Book Review: The Thirst

Jo Nesbo

Harvill Secker

PenguinRandomHouse

Review: Brian Joss

Hip-Hip-Hurrah, Harry Hole is back after his creator Jo Nesbo, ventured into the world of stand-alone thrillers: Blood on Snow, about Olav, an anti-hero – an assassin hired to take out his boss’s wife; The Son in which Sonny Lofthus goes on  a mission to avenge his father, an incorruptible cop who was found dead at home; and Midnight Sun, where the protagonist, Jon Hansen, is on the run and having to make choices about life, and everything else. Although they are good they are not in the same class as the Harry Hole series, and his latest, The Thirst, proves it.

If you’ve never come across Harry Hole before, he has been around for about 20 years and made his debut in The Bat. The Oslo detective is a conflicted personality fighting the demon of alcohol. His personal relationships are also in a bit of a mess, although in The Thirst he is happily married to Rakel whose son Oleg is in police college, where Harry, who has retired from police work, now lectures.

Hole’s not known for respecting authority while his out-of-the-box thinking which takes place in the “Boiler Room” with some trusted colleagues, helps him to get his man.

However, in The Thirst, an old case comes back to haunt Hole and he is persuaded by the corrupt police chief, Mikael Bellman, to come out of retirement, to bring the serial killer who got away once before, to justice.  Bellman is up for the job as justice minister so he has a big stake in the outcome.

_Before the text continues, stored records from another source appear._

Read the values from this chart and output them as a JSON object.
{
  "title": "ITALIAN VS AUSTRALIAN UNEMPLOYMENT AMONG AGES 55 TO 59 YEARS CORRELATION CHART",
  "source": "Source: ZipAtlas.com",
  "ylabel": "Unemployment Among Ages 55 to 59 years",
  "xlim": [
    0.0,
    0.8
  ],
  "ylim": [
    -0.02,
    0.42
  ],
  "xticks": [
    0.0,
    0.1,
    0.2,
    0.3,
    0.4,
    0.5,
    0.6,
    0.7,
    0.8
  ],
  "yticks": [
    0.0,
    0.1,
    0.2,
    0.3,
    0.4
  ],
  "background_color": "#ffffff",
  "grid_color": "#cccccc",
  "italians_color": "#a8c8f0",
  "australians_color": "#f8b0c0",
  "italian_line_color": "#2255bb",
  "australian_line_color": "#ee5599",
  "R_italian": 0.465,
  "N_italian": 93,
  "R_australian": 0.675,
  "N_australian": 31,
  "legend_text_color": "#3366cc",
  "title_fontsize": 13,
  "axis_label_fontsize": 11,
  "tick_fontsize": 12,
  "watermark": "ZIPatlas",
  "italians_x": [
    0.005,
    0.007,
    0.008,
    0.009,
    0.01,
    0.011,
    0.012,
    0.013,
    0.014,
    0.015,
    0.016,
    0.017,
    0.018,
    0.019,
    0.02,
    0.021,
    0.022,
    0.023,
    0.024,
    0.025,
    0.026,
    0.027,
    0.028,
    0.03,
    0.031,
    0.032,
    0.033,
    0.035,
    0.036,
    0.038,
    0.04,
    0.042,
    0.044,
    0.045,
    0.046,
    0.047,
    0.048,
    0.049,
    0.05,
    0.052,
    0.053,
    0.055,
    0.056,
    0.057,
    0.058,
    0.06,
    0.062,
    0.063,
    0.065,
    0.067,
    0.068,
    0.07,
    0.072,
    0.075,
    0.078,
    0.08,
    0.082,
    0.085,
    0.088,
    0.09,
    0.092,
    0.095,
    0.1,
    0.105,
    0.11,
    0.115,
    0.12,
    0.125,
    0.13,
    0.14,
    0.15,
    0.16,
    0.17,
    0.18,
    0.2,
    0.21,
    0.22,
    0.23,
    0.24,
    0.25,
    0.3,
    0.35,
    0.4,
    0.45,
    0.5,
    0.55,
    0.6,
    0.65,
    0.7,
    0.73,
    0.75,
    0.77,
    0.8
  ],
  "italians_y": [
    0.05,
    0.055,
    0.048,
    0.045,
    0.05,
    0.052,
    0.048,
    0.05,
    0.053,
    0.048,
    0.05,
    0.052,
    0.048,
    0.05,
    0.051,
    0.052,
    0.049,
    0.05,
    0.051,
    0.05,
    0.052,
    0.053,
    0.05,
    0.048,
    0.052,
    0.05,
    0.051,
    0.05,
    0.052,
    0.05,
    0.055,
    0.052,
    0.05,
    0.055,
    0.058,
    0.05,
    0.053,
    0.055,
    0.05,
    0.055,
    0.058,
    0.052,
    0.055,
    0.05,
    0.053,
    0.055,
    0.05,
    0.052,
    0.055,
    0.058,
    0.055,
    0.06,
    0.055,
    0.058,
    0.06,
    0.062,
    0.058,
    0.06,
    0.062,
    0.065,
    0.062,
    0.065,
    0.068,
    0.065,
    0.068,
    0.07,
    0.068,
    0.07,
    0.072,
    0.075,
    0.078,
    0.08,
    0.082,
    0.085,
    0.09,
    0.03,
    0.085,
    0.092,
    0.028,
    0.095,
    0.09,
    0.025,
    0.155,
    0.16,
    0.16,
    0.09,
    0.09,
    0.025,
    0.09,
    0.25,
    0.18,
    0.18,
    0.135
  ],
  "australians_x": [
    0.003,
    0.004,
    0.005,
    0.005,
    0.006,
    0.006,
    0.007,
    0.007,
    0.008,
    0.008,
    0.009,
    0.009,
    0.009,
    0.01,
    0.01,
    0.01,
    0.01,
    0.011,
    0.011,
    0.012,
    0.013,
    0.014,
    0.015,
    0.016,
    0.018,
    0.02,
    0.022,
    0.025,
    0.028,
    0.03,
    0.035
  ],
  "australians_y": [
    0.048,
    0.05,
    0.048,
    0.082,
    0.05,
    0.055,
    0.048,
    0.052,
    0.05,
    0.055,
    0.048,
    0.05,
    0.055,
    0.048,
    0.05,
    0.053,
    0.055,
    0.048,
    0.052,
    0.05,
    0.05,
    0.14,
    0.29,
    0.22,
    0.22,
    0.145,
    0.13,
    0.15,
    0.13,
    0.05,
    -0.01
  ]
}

The killer is a vampirist, not to be mistaken for a vampire, who uses steel dentures as a weapon to murder his victims, women he finds on social networks. 
When the first woman, a self-confessed Tinder addict is found dead the police know they are dealing with a vicious killer and they get confirmation when another victim is brutally killed. The hunt starts in the Jealousy Bar owned by a Turk, Mehmet Kalak, who is in trouble with loan shark, Danial Banks, whom Hole knows. Many of the personalities who have featured in the Hole thrillers are back. They include Detective Inspector Katrine Bratt, head of the investigation and who has just split with her lover, forensic officer Bjorn Holm, who played a big role in Police, the 10th Hole book, about a serial killer targeting police officers); the ungainly and thuggish Constable Truls Bernsten, who is in love with Bellman’s wife, Ulla, and has been since their schooldays; and Hole’s old boyhood friend, the taxi driver, Oystein; and psychologist Ståle Aune, the police profiler, who is concerned about his young daughter.

Nesbo introduces some new characters: a rookie cop Anders Wyller; a gritty hard-nosed news reporter, Mona Daa, who thinks the killer has contacted her;  and another psychologist, Hallstein Smith, an expert on vampirism and Dr John D Steffens, who specialises in blood. 

The Thirst is a riveting thriller. It has all the ingredients for a more than white-knuckle read: blood and gore and violence, tempered by the all-to-human players who are fallible like all of us. It will keep you reading until the small hours when the unexpected climax will feel like  a punch to the solar plexus. If you haven’t yet discovered Jo Nesbo and Harry Hole, read The Thirst;  it will make you an addict and fan for life.